The word 'punishment' used as a cop out is the worst kind of headfuck here. It's caused a few arguments for me and Mr, but he's getting far better at just giving himself permission to do as he pleases, and not need that buffer of an excuse, a 'punishment'.
 
Personally I do not like the use of the word punishment for what you describe in bold. I'd rather call it for what it is: the PYL exercising his right to do as he pleases (including torture for the sake of it).

In my dynamic the PYL has the right to the above simply because he is the PYL and I'm the pyl. I would actually hate it if the PYL had to come up with some supposedly infraction to feel he can have his fun.

But then again it might be because I'm not a masochist and the concept of enjoyable pain is totally foreign to me. And the concept that the PYL is going to do anythings because I enjoy it, even farther away.
This.

The word 'punishment' used as a cop out is the worst kind of headfuck here. It's caused a few arguments for me and Mr, but he's getting far better at just giving himself permission to do as he pleases, and not need that buffer of an excuse, a 'punishment'.

You don't have to call it punishment if you don't want to. Call it what you want if the word usage bothers you. And when I'm having my fun, I'll call it what I want. :D
 
You don't have to call it punishment if you don't want to. Call it what you want if the word usage bothers you. And when I'm having my fun, I'll call it what I want. :D

Fair enough! ;)
 
If I cross a clearly defined line, break a strict rule, don't do what I have been told to do, unless there is some misunderstanding on my part, I know exactly what I am doing. I know damned well that I am crossing that line, not doing what I am supposed to do, breaking the rules. I am making a choice to disobey, and in doing so, to disrespect.

It's is not the same as fucking up, messing up, screwing something up.

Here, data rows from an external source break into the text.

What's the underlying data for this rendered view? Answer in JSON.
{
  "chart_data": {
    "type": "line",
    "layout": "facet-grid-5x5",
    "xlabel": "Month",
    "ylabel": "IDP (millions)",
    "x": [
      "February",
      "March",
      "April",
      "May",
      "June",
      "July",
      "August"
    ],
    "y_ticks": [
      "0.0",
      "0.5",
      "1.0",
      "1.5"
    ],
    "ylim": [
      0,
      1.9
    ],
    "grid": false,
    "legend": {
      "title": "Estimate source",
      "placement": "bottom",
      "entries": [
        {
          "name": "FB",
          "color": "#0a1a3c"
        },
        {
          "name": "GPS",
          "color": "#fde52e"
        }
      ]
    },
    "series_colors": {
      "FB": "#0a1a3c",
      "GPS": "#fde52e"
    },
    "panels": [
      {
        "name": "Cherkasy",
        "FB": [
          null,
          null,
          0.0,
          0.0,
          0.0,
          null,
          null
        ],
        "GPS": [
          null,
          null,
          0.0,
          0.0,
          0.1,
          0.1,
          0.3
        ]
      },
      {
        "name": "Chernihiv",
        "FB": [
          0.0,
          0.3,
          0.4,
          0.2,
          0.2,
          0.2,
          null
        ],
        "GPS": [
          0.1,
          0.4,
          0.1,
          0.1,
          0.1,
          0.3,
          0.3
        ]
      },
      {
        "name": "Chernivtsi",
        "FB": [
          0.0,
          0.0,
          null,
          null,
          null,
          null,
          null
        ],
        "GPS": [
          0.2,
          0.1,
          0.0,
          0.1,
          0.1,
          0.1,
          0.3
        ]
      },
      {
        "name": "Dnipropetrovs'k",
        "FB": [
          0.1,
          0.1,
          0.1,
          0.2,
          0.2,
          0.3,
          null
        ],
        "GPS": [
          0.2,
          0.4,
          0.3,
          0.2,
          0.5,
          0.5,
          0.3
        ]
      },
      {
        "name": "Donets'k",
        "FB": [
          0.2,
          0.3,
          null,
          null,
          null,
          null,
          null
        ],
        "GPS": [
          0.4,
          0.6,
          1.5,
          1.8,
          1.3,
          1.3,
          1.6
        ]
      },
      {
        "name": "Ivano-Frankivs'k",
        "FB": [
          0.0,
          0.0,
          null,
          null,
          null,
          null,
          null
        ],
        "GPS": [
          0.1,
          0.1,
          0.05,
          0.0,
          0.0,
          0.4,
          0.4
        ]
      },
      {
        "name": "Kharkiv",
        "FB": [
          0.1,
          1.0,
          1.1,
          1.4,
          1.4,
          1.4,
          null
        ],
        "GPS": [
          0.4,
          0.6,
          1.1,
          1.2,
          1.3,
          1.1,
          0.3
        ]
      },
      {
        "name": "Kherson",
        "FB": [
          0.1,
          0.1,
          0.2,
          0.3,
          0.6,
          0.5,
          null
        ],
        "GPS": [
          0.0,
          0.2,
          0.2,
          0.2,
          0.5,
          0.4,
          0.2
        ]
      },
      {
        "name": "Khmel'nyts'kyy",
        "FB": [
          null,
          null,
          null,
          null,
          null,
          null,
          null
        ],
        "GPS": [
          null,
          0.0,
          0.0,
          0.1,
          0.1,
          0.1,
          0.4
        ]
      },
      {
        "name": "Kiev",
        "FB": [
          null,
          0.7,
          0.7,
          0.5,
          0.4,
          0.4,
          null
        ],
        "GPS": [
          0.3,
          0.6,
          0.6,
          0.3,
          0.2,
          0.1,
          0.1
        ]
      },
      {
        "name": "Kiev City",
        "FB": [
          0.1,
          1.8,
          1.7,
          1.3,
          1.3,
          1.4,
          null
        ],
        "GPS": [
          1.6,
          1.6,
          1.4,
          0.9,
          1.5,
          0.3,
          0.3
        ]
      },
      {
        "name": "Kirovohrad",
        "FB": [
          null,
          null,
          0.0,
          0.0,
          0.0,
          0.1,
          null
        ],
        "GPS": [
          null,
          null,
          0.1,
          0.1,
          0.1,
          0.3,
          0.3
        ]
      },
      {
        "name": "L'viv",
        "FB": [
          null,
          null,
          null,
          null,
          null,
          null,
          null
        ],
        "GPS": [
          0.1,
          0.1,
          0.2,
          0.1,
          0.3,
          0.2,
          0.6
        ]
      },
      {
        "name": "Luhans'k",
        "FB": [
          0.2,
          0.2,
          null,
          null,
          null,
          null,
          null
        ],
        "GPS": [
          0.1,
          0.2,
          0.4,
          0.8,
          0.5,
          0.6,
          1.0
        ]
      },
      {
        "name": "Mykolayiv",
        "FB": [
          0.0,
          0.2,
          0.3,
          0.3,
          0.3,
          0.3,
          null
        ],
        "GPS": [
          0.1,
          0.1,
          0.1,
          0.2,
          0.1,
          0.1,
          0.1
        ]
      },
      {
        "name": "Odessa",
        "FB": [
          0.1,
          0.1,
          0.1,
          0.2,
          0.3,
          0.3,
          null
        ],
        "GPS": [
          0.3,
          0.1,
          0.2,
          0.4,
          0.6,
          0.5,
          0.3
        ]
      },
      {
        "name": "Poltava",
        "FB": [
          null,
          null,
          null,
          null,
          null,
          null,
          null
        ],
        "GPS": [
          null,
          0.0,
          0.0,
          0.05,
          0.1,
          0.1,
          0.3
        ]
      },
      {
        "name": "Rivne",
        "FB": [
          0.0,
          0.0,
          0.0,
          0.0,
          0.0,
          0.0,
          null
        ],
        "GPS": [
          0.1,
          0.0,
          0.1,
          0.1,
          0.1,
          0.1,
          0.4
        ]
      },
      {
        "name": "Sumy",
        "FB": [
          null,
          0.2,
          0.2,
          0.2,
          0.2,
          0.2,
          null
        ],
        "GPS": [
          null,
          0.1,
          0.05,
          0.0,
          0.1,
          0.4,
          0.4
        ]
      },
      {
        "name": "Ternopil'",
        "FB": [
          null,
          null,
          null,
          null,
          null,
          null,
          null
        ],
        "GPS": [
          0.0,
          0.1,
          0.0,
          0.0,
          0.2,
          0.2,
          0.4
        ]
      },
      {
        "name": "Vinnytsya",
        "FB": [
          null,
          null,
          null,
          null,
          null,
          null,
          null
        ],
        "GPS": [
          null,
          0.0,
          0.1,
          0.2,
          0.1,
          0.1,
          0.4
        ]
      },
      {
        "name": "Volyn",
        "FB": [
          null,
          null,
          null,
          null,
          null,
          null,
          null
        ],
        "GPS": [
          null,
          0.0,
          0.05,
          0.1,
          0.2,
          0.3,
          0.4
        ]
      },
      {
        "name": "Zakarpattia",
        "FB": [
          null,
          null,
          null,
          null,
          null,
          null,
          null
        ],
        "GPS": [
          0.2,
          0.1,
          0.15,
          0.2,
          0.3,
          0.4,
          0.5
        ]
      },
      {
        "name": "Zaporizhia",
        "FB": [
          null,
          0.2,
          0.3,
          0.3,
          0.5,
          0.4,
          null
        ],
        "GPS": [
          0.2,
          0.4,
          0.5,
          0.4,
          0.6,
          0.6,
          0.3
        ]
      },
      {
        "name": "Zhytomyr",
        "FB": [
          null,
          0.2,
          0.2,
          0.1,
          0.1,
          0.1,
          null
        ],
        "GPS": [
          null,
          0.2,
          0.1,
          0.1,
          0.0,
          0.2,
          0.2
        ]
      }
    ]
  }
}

It's a choice I made and no matter how long and hard I am lectured or how thoroughly the matter is discussed , if I do not have to pay some kind of price, suffer some kind of consequences for making that choice. I will at sometime, someplace, in some way, make a choice like that again. If I must pay a price, face a hard consequence, I learn the lesson and it sticks like glue. That's just the way I am, that's the way I learn. Call it immature, call it lame, call it what you wish.

I will eventually consider you weak, if you don't enforce your rules with me, when it counts. It counts if I make a decision to disobey. Period.
 
You really should be careful with ignoring.
I had a Dom that used it as punishment... for me, it causes an instant wall to go up. And for me, breaking the wall down is almost impossible.